ParquetWriter ParquetWriter

yaml
type: "io.kestra.plugin.serdes.parquet.ParquetWriter"

Read a provided file containing ion serialized data and convert it to parquet.

Properties

from

  • Type: string
  • Dynamic: ✔️
  • Required: ✔️

Source file URI

schema

  • Type: string
  • Dynamic: ✔️
  • Required: ✔️

The avro schema associated to the data

compressionCodec

  • Type: string
  • Dynamic:
  • Required:
  • Default: GZIP
  • Possible Values:
    • UNCOMPRESSED
    • SNAPPY
    • GZIP
    • ZSTD

The compression to used

dateFormat

  • Type: string
  • Dynamic: ✔️
  • Required:
  • Default: yyyy-MM-dd[XXX]

Format to use when parsing date

datetimeFormat

  • Type: string
  • Dynamic: ✔️
  • Required:
  • Default: yyyy-MM-dd'T'HH:mm[:ss][.SSSSSS][XXX]

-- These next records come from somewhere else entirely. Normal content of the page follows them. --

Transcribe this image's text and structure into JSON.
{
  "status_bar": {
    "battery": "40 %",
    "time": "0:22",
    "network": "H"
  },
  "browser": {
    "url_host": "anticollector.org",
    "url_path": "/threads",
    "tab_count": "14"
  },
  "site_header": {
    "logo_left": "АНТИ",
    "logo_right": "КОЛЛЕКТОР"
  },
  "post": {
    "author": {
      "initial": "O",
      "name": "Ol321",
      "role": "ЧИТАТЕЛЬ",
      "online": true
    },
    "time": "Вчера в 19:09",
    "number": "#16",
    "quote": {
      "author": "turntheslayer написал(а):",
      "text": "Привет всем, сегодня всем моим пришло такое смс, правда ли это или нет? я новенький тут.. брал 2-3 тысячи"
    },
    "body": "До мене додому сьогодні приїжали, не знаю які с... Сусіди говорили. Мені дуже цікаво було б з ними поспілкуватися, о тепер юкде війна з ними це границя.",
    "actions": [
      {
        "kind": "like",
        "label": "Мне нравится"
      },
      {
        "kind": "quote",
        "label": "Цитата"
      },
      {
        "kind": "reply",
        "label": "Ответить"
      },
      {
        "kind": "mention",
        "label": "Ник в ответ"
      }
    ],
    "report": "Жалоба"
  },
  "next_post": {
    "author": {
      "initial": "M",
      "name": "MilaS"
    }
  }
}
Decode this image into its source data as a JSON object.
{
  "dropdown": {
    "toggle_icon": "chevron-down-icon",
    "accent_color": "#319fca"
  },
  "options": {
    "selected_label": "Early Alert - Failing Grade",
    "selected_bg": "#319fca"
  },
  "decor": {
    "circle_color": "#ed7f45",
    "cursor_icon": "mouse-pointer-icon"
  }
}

Format to use when parsing datetime

Default value is yyyy-MM-dd'T'HH:mm[][.SSSSSS]XXX

decimalSeparator

  • Type: string
  • Dynamic: ✔️
  • Required:
  • Default: .

Character to recognize as decimal point (e.g. use ‘,’ for European data).

Default value is '.'

dictionaryPageSize

  • Type: integer
  • Dynamic:
  • Required:
  • Default: 1048576

Max dictionary page size

falseValues

  • Type: array
  • SubType: string
  • Dynamic: ✔️
  • Required:
  • Default: [f, false, disabled, 0, off, no, ]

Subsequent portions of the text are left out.